## Velocity Time Plots

A rather useful tool for understanding kinematics for people not well versed with calculus is a velocity-time plot.

Below is a graph of an object's position, velocity, and acceleration with respect to time. For this example, I used constant acceleration because it's easier to draw, but there is another example with a more complicated acceleration below that.

Usually, you will be given the velocity-time plot first (middle) and asked to determine the information for acceleration using rise-over-run, or the slope of the line. The position plot is the "area under the curve" of the velocity plot (aka an integral).

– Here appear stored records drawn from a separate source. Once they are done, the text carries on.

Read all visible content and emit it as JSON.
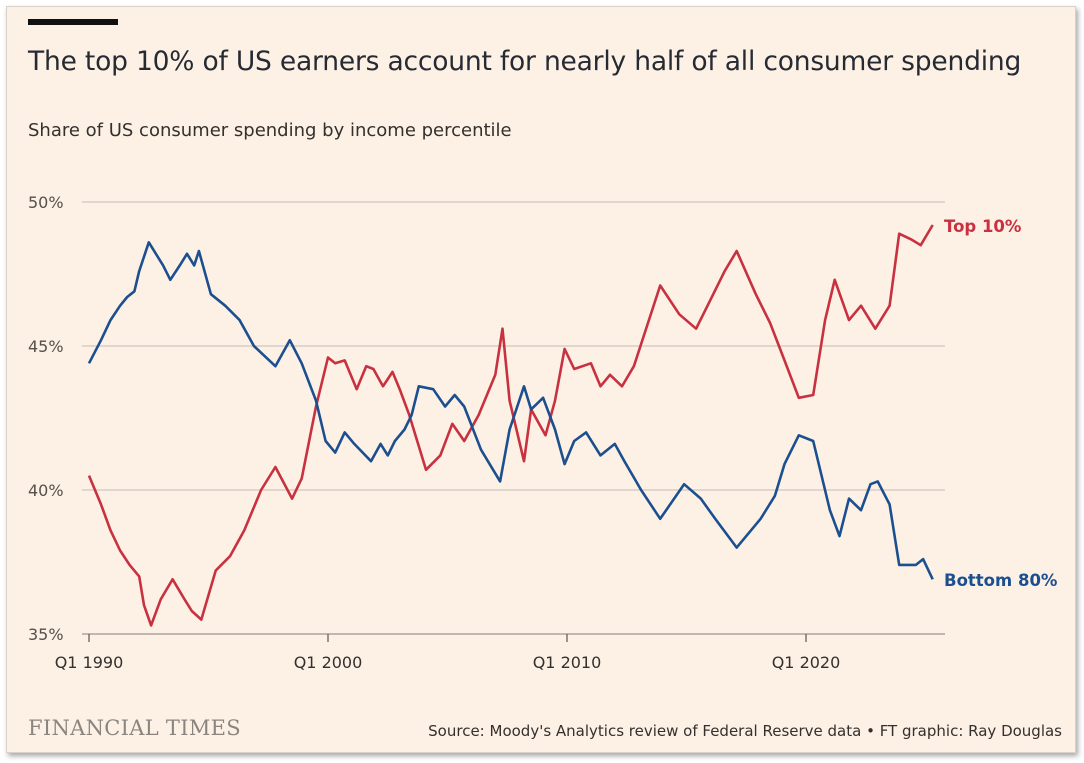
{
  "title": "The top 10% of US earners account for nearly half of all consumer spending",
  "subtitle": "Share of US consumer spending by income percentile",
  "footer": {
    "logo": "FINANCIAL TIMES",
    "source": "Source: Moody's Analytics review of Federal Reserve data • FT graphic: Ray Douglas"
  },
  "chart_data": {
    "type": "line",
    "title": "The top 10% of US earners account for nearly half of all consumer spending",
    "subtitle": "Share of US consumer spending by income percentile",
    "xlim": [
      1990,
      2025.8
    ],
    "ylim": [
      35,
      50
    ],
    "grid": true,
    "y_ticks": [
      {
        "value": 50,
        "label": "50%"
      },
      {
        "value": 45,
        "label": "45%"
      },
      {
        "value": 40,
        "label": "40%"
      },
      {
        "value": 35,
        "label": "35%"
      }
    ],
    "x_ticks": [
      {
        "value": 1990,
        "label": "Q1 1990"
      },
      {
        "value": 2000,
        "label": "Q1 2000"
      },
      {
        "value": 2010,
        "label": "Q1 2010"
      },
      {
        "value": 2020,
        "label": "Q1 2020"
      }
    ],
    "series": [
      {
        "name": "Top 10%",
        "color": "#c8313f",
        "x": [
          1990.0,
          1990.5,
          1990.9,
          1991.3,
          1991.7,
          1992.1,
          1992.3,
          1992.6,
          1993.0,
          1993.5,
          1994.0,
          1994.3,
          1994.7,
          1995.3,
          1995.9,
          1996.5,
          1997.2,
          1997.8,
          1998.5,
          1998.9,
          1999.5,
          2000.0,
          2000.3,
          2000.7,
          2001.2,
          2001.6,
          2001.9,
          2002.3,
          2002.7,
          2003.0,
          2003.4,
          2004.1,
          2004.7,
          2005.2,
          2005.7,
          2006.3,
          2007.0,
          2007.3,
          2007.6,
          2008.2,
          2008.5,
          2009.1,
          2009.5,
          2009.9,
          2010.3,
          2011.0,
          2011.4,
          2011.8,
          2012.3,
          2012.8,
          2013.9,
          2014.7,
          2015.4,
          2016.0,
          2016.6,
          2017.1,
          2017.9,
          2018.5,
          2019.1,
          2019.7,
          2020.3,
          2020.8,
          2021.2,
          2021.8,
          2022.3,
          2022.9,
          2023.5,
          2023.9,
          2024.4,
          2024.8,
          2025.3
        ],
        "values": [
          40.5,
          39.5,
          38.6,
          37.9,
          37.4,
          37.0,
          36.0,
          35.3,
          36.2,
          36.9,
          36.2,
          35.8,
          35.5,
          37.2,
          37.7,
          38.6,
          40.0,
          40.8,
          39.7,
          40.4,
          42.9,
          44.6,
          44.4,
          44.5,
          43.5,
          44.3,
          44.2,
          43.6,
          44.1,
          43.5,
          42.6,
          40.7,
          41.2,
          42.3,
          41.7,
          42.6,
          44.0,
          45.6,
          43.1,
          41.0,
          42.8,
          41.9,
          43.1,
          44.9,
          44.2,
          44.4,
          43.6,
          44.0,
          43.6,
          44.3,
          47.1,
          46.1,
          45.6,
          46.6,
          47.6,
          48.3,
          46.8,
          45.8,
          44.5,
          43.2,
          43.3,
          45.9,
          47.3,
          45.9,
          46.4,
          45.6,
          46.4,
          48.9,
          48.7,
          48.5,
          49.2
        ]
      },
      {
        "name": "Bottom 80%",
        "color": "#1c4f8f",
        "x": [
          1990.0,
          1990.5,
          1990.9,
          1991.3,
          1991.6,
          1991.9,
          1992.1,
          1992.5,
          1992.8,
          1993.1,
          1993.4,
          1993.8,
          1994.1,
          1994.4,
          1994.6,
          1995.1,
          1995.7,
          1996.3,
          1996.9,
          1997.8,
          1998.4,
          1998.9,
          1999.5,
          1999.9,
          2000.3,
          2000.7,
          2001.1,
          2001.8,
          2002.2,
          2002.5,
          2002.8,
          2003.2,
          2003.5,
          2003.8,
          2004.4,
          2004.9,
          2005.3,
          2005.7,
          2006.4,
          2007.2,
          2007.6,
          2008.2,
          2008.5,
          2009.0,
          2009.5,
          2009.9,
          2010.3,
          2010.8,
          2011.4,
          2012.0,
          2012.4,
          2013.1,
          2013.9,
          2014.9,
          2015.6,
          2016.2,
          2017.1,
          2018.1,
          2018.7,
          2019.1,
          2019.7,
          2020.3,
          2021.0,
          2021.4,
          2021.8,
          2022.3,
          2022.7,
          2023.0,
          2023.5,
          2023.9,
          2024.6,
          2024.9,
          2025.3
        ],
        "values": [
          44.4,
          45.2,
          45.9,
          46.4,
          46.7,
          46.9,
          47.6,
          48.6,
          48.2,
          47.8,
          47.3,
          47.8,
          48.2,
          47.8,
          48.3,
          46.8,
          46.4,
          45.9,
          45.0,
          44.3,
          45.2,
          44.4,
          43.1,
          41.7,
          41.3,
          42.0,
          41.6,
          41.0,
          41.6,
          41.2,
          41.7,
          42.1,
          42.6,
          43.6,
          43.5,
          42.9,
          43.3,
          42.9,
          41.4,
          40.3,
          42.1,
          43.6,
          42.8,
          43.2,
          42.1,
          40.9,
          41.7,
          42.0,
          41.2,
          41.6,
          41.0,
          40.0,
          39.0,
          40.2,
          39.7,
          39.0,
          38.0,
          39.0,
          39.8,
          40.9,
          41.9,
          41.7,
          39.3,
          38.4,
          39.7,
          39.3,
          40.2,
          40.3,
          39.5,
          37.4,
          37.4,
          37.6,
          36.9
        ]
      }
    ]
  }
}
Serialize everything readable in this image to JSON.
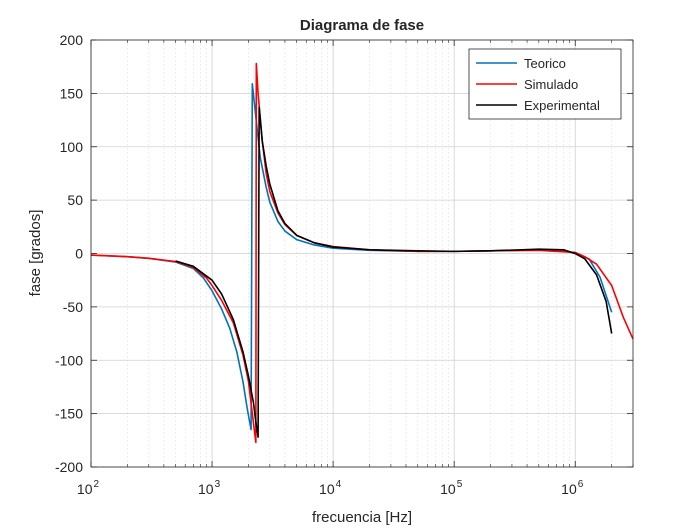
{
  "chart_data": {
    "type": "line",
    "title": "Diagrama de fase",
    "xlabel": "frecuencia [Hz]",
    "ylabel": "fase [grados]",
    "x_scale": "log",
    "xlim": [
      100,
      3000000
    ],
    "ylim": [
      -200,
      200
    ],
    "grid": true,
    "minor_grid": true,
    "legend_position": "top-right",
    "x_ticks": [
      {
        "value": 100,
        "base": "10",
        "exp": "2"
      },
      {
        "value": 1000,
        "base": "10",
        "exp": "3"
      },
      {
        "value": 10000,
        "base": "10",
        "exp": "4"
      },
      {
        "value": 100000,
        "base": "10",
        "exp": "5"
      },
      {
        "value": 1000000,
        "base": "10",
        "exp": "6"
      }
    ],
    "y_ticks": [
      {
        "value": 200,
        "label": "200"
      },
      {
        "value": 150,
        "label": "150"
      },
      {
        "value": 100,
        "label": "100"
      },
      {
        "value": 50,
        "label": "50"
      },
      {
        "value": 0,
        "label": "0"
      },
      {
        "value": -50,
        "label": "-50"
      },
      {
        "value": -100,
        "label": "-100"
      },
      {
        "value": -150,
        "label": "-150"
      },
      {
        "value": -200,
        "label": "-200"
      }
    ],
    "series": [
      {
        "name": "Teorico",
        "color": "#0072BD",
        "points": [
          [
            100,
            -1.5
          ],
          [
            200,
            -3
          ],
          [
            300,
            -4.5
          ],
          [
            500,
            -8
          ],
          [
            700,
            -14
          ],
          [
            850,
            -23
          ],
          [
            1000,
            -35
          ],
          [
            1200,
            -52
          ],
          [
            1400,
            -70
          ],
          [
            1600,
            -92
          ],
          [
            1800,
            -120
          ],
          [
            1950,
            -145
          ],
          [
            2100,
            -165
          ],
          [
            2150,
            159
          ],
          [
            2300,
            128
          ],
          [
            2500,
            90
          ],
          [
            2800,
            62
          ],
          [
            3000,
            48
          ],
          [
            3500,
            30
          ],
          [
            4000,
            21
          ],
          [
            5000,
            13
          ],
          [
            7000,
            8
          ],
          [
            10000,
            5
          ],
          [
            20000,
            3
          ],
          [
            50000,
            2
          ],
          [
            100000,
            2
          ],
          [
            200000,
            2.5
          ],
          [
            500000,
            3.5
          ],
          [
            800000,
            3
          ],
          [
            1000000,
            0
          ],
          [
            1300000,
            -5
          ],
          [
            1600000,
            -22
          ],
          [
            2000000,
            -55
          ]
        ]
      },
      {
        "name": "Simulado",
        "color": "#FF0000",
        "points": [
          [
            100,
            -1.5
          ],
          [
            200,
            -3
          ],
          [
            300,
            -4.5
          ],
          [
            500,
            -7.5
          ],
          [
            700,
            -13
          ],
          [
            900,
            -23
          ],
          [
            1000,
            -30
          ],
          [
            1200,
            -44
          ],
          [
            1500,
            -65
          ],
          [
            1800,
            -95
          ],
          [
            2000,
            -120
          ],
          [
            2150,
            -150
          ],
          [
            2300,
            -177
          ],
          [
            2320,
            178
          ],
          [
            2400,
            150
          ],
          [
            2600,
            105
          ],
          [
            2800,
            75
          ],
          [
            3000,
            58
          ],
          [
            3500,
            38
          ],
          [
            4000,
            27
          ],
          [
            5000,
            17
          ],
          [
            7000,
            10
          ],
          [
            10000,
            6.5
          ],
          [
            20000,
            3.5
          ],
          [
            50000,
            2
          ],
          [
            100000,
            2
          ],
          [
            200000,
            2.5
          ],
          [
            500000,
            3
          ],
          [
            1000000,
            1
          ],
          [
            1200000,
            -3
          ],
          [
            1500000,
            -10
          ],
          [
            2000000,
            -30
          ],
          [
            2500000,
            -60
          ],
          [
            3000000,
            -80
          ]
        ]
      },
      {
        "name": "Experimental",
        "color": "#000000",
        "points": [
          [
            500,
            -7
          ],
          [
            700,
            -12
          ],
          [
            1000,
            -25
          ],
          [
            1200,
            -38
          ],
          [
            1500,
            -62
          ],
          [
            1800,
            -92
          ],
          [
            2000,
            -115
          ],
          [
            2200,
            -140
          ],
          [
            2300,
            -158
          ],
          [
            2400,
            -172
          ],
          [
            2450,
            137
          ],
          [
            2600,
            105
          ],
          [
            2800,
            82
          ],
          [
            3000,
            65
          ],
          [
            3500,
            40
          ],
          [
            4000,
            28
          ],
          [
            5000,
            17
          ],
          [
            7000,
            10
          ],
          [
            10000,
            6
          ],
          [
            20000,
            3.5
          ],
          [
            50000,
            2.5
          ],
          [
            100000,
            2
          ],
          [
            200000,
            2.5
          ],
          [
            500000,
            4
          ],
          [
            800000,
            3.5
          ],
          [
            1000000,
            0
          ],
          [
            1200000,
            -5
          ],
          [
            1500000,
            -20
          ],
          [
            1800000,
            -45
          ],
          [
            2000000,
            -75
          ]
        ]
      }
    ]
  }
}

For this plot, the velocity has straight lines so the area can be determined with triangles, squares, and trapazoids. The area enclosed between the curve and the x-axis (zero velocity) is the change in x position, so the first triangle with an area of 2 (m/s * s) gives an increase of 2 m. The next 2 triangles enclose a negative velocity, so the particle moves backward.

The last thing to note here is the integral of the velocity only shows the change in a position not necessarily the absolute position in your preferred coordinate system, for example, imagine looking at someone waking back and forth through a telescope and counting their steps. From their steps, you can find how their position changes from when you started watching, but if you don't know how far they started from you, you can't figure out where they end with respect to you. to convert to a "preferred coordinate system" add a constant to the position (not starting at zero). This shifts the whole line up or down, but does not affect the slope of that line.

The same process as above can be repeated on non-constant accelerations, but it's a lot messier when done by hand.